Larry Lagouache n'était pas poète pour deux sous mais il s'était dit, un jour qu'il était saoul, que ça n'avait pas l'air bien compliqué que d'écrire des conneries en simulant des émotions et en se stimulant de jeux de mots dignes d'un malade mental.
Il avait écrit une plaquette en une seule nuit. Une plaquette qu'il avait intitulée Poèmes intéressants.
L'un de ses poèmes, à titre d'exemple, allait comme suit:
Si je trouvais un crayon
Je dessinerais un anus
Tous ces autres poèmes étaient de la même mouture, anus en moins.
Le lendemain de cette session d'écriture nocturne, Larry avait demandé à Sarah de corriger les fautes d'orthographe, plutôt nombreuses, et de faire une mise en forme correspondant au standard des manuscrits soumis à des éditeurs.
-Ne touche pas à la syntaxe! C'est mon style! ajouta-t-il pour lui démontrer qu'il connaissait mieux la poésie que la grammaire.
Il avait essuyé quelques refus avec les maisons d'édition, mais Les éditions Des Gorges avaient accroché à l'hameçon.
Les deux membres du comité de lecture, des profs de Cégep, se souvenaient vaguement d'avoir rencontré Lagouache au cours d'un lancement.
-C'est le gars qui était accoté au bar qui disait aimer les poèmes de André Poirier.
André Poirier, évidemment, était l'un des deux membres du comité de lecture... On lui devait quelques plaquettes de poésie où s'entremêlaient le golf, le mouvement scout et l'indépendance du Québec. C'était insipide et soporifique. Mais qui sommes-nous pour juger de la pertinence des poètes, hein?
Ce qui permit à Larry Lagouache de publier ses poèmes, de remporter quelques prix ici et là, dont celui du Gouverneur général du Canada.
Encouragé par tant d'honneurs, Lagouache se saoula la gueule au moins une nuit par année pour pondre une autre plaquette de poésie dont l'écriture était largement subventionnée par le Conseil des arts et des lettres, sans compter les per diem et les voyages payés pour assister à tous les Salons du livre du monde entier pour y parler de ses Poèmes intéressants et autres facéties de collégien attardé.
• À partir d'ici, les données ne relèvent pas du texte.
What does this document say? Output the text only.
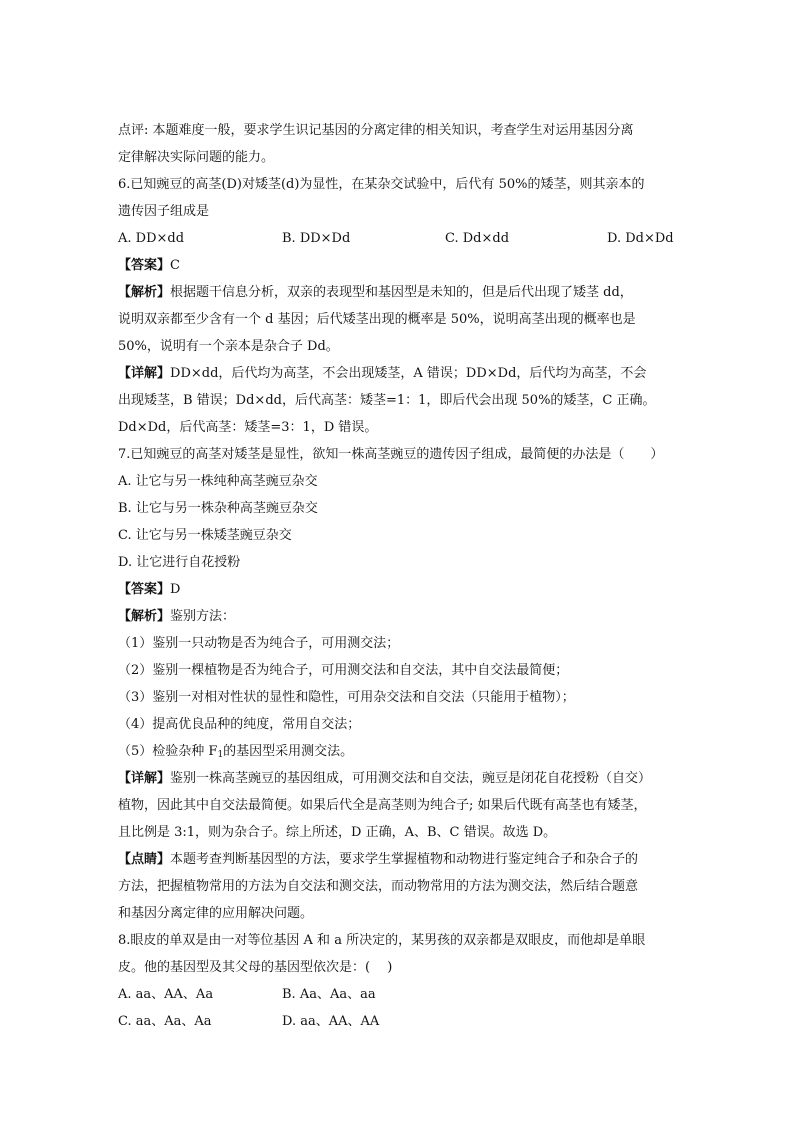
点评: 本题难度一般，要求学生识记基因的分离定律的相关知识，考查学生对运用基因分离
定律解决实际问题的能力。
6.已知豌豆的高茎(D)对矮茎(d)为显性，在某杂交试验中，后代有 50%的矮茎，则其亲本的
遗传因子组成是
A. DD×dd	B. DD×Dd	C. Dd×dd	D. Dd×Dd
【答案】C
【解析】根据题干信息分析，双亲的表现型和基因型是未知的，但是后代出现了矮茎 dd，
说明双亲都至少含有一个 d 基因；后代矮茎出现的概率是 50%，说明高茎出现的概率也是
50%，说明有一个亲本是杂合子 Dd。
【详解】DD×dd，后代均为高茎，不会出现矮茎，A 错误；DD×Dd，后代均为高茎，不会
出现矮茎，B 错误；Dd×dd，后代高茎：矮茎=1：1，即后代会出现 50%的矮茎，C 正确。
Dd×Dd，后代高茎：矮茎=3：1，D 错误。
7.已知豌豆的高茎对矮茎是显性，欲知一株高茎豌豆的遗传因子组成，最简便的办法是（　　）
A. 让它与另一株纯种高茎豌豆杂交
B. 让它与另一株杂种高茎豌豆杂交
C. 让它与另一株矮茎豌豆杂交
D. 让它进行自花授粉
【答案】D
【解析】鉴别方法：
（1）鉴别一只动物是否为纯合子，可用测交法；
（2）鉴别一棵植物是否为纯合子，可用测交法和自交法，其中自交法最简便；
（3）鉴别一对相对性状的显性和隐性，可用杂交法和自交法（只能用于植物）；
（4）提高优良品种的纯度，常用自交法；
（5）检验杂种 $F_1$的基因型采用测交法。
【详解】鉴别一株高茎豌豆的基因组成，可用测交法和自交法，豌豆是闭花自花授粉（自交）
植物，因此其中自交法最简便。如果后代全是高茎则为纯合子; 如果后代既有高茎也有矮茎，
且比例是 3:1，则为杂合子。综上所述，D 正确，A、B、C 错误。故选 D。
【点睛】本题考查判断基因型的方法，要求学生掌握植物和动物进行鉴定纯合子和杂合子的
方法，把握植物常用的方法为自交法和测交法，而动物常用的方法为测交法，然后结合题意
和基因分离定律的应用解决问题。
8.眼皮的单双是由一对等位基因 A 和 a 所决定的，某男孩的双亲都是双眼皮，而他却是单眼
皮。他的基因型及其父母的基因型依次是：(　 )
A. aa、AA、Aa	B. Aa、Aa、aa
C. aa、Aa、Aa	D. aa、AA、AA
Avec le temps, Lagouache devint professeur de littérature au collégial.
Il n'écrivait jamais au tableau de crainte que l'on découvre qu'il était illettré.
Sarah ne pouvait pas le suivre vingt-quatre heures sur vingt-quatre pour corriger tout ce qu'il écrivait.
S'il devait signer un autographe, il y allait d'une formule simple:
À Maude,
De Larry Lagouache
C'était short and sweet. Le client n'en demandait pas plus.
Et chaque année, depuis la parution des Poèmes intéressants, Lagouache prodiguait des conseils à tous ces Roméo et Juliette qui voulaient s'assurer qu'ils avaient leur place dans le domaine de la poésie.
-Pour être poète, disait Lagouache, il faut être moins prosaïque... On ne peut pas parler comme tout le monde et se sentir poète. Il y faut de la magie. Du sublime. De l'extraordinaire!
Évidemment, d'aucuns croyaient que Lagouache était une baudruche de poésie, une enflure dénuée de talent qui ne savait que téter des subventions et licher la raie de André Poirier aux Éditions des Gorges.
On ne peut pas dire qu'ils avaient tort.
Mais la poésie, comme la musique, ne vit que de mythes.
Celui de Larry Lagouache, poète maudit parce qu'ivrogne hors norme, avait la peau dure.
Il nous a récité son plus récent poème, hier, lors d'un cinq à sept littéraire au Café-Bar Le Bibob.
Le voici:
Un bouchon de bière
Tombe sur le plancher
Et je dessine un anus
C'était mauvais, mais que voulez-vous?
La poésie québécoise demeurera toujours la chasse-gardée des plus mauvais écrivains qui soient.